Reservaram-me um lugar de destaque na cabeceira da grande mesa que servirá de suporte para o nosso banquete matinal. Uma honraria grande presidir um encontro destes, só comparado com os encontros fraternos, quando ainda estudante universitário, na capital do estado, morávamos em uma república estudantil, palácio eterno de saudosas lembranças. Ali como no samba de Adoniran Barbosa, vivi seguramente momentos de glória e de doce recordação. A música da época entoava com alegria e descontração e dizia assim:

“Saudosa maloca,

Maloca querida, dim, dim,

Foi ali que nois passemos

Os dias feliz da nossa vida”

Bons tempos aqueles; engraçado como a história se repete, quando falamos do nosso passado estudantil.

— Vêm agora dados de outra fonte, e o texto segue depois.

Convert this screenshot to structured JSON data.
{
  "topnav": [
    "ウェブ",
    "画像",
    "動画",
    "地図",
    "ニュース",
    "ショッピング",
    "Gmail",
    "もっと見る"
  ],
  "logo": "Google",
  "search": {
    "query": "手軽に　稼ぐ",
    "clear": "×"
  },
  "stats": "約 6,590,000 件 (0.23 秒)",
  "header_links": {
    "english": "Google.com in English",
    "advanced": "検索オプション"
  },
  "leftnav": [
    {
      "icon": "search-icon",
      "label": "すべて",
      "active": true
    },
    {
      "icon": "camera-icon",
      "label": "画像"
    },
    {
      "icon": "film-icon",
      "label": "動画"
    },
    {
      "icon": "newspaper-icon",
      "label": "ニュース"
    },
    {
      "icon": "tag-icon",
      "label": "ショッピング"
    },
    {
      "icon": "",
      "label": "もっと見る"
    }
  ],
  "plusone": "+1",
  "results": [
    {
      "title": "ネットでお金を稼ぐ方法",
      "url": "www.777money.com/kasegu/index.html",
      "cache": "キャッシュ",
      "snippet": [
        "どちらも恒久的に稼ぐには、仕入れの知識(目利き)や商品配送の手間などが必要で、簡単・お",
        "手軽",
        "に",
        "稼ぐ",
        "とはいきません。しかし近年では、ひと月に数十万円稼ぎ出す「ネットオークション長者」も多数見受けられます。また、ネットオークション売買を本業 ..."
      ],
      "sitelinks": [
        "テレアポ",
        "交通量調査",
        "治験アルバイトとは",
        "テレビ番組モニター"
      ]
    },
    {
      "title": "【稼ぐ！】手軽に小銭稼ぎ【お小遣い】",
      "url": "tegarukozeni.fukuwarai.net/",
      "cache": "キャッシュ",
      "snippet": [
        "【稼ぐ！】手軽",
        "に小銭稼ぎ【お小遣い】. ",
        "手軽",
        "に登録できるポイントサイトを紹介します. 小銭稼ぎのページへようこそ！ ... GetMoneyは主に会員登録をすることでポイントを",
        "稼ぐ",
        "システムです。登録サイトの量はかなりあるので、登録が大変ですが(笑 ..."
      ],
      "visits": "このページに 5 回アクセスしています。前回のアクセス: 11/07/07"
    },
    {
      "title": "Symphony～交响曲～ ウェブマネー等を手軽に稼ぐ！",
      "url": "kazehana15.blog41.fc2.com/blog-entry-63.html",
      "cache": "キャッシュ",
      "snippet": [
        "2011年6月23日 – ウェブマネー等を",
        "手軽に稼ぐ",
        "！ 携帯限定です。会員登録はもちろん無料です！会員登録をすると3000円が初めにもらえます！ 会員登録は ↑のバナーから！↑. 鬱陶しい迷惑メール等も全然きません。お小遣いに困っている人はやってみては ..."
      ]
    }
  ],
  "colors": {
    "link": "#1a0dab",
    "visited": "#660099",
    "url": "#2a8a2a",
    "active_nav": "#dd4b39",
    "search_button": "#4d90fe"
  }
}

Quase sempre os mesmos casos, com pequenas variações, são contados por aqueles que um dia foram os jovens sonhadores do seu tempo e que, como eu saíram do interior e voaram para lugares distantes, passando por necessidades diversas, lutando com idealismo e sempre sobrando lindas histórias de superação para contar. Década de 1960 na Inglaterra surgia cinco jovens com um único destino, encantar o mundo e ficar para a eternidade. Fenômeno musical:

“Calças justas bocas de sino,

Cabelos longos desalinhados,

Gestos exóticos de meninos

Na voz, um som encantado.”

Só em verso para falar da beleza e encantamento daquele conjunto avassalador. Tantos outros fatos aconteceram, a história está recheada destes acontecimentos. Mas o que mais importa é que existe um prazer imenso em participar das mudanças do mundo.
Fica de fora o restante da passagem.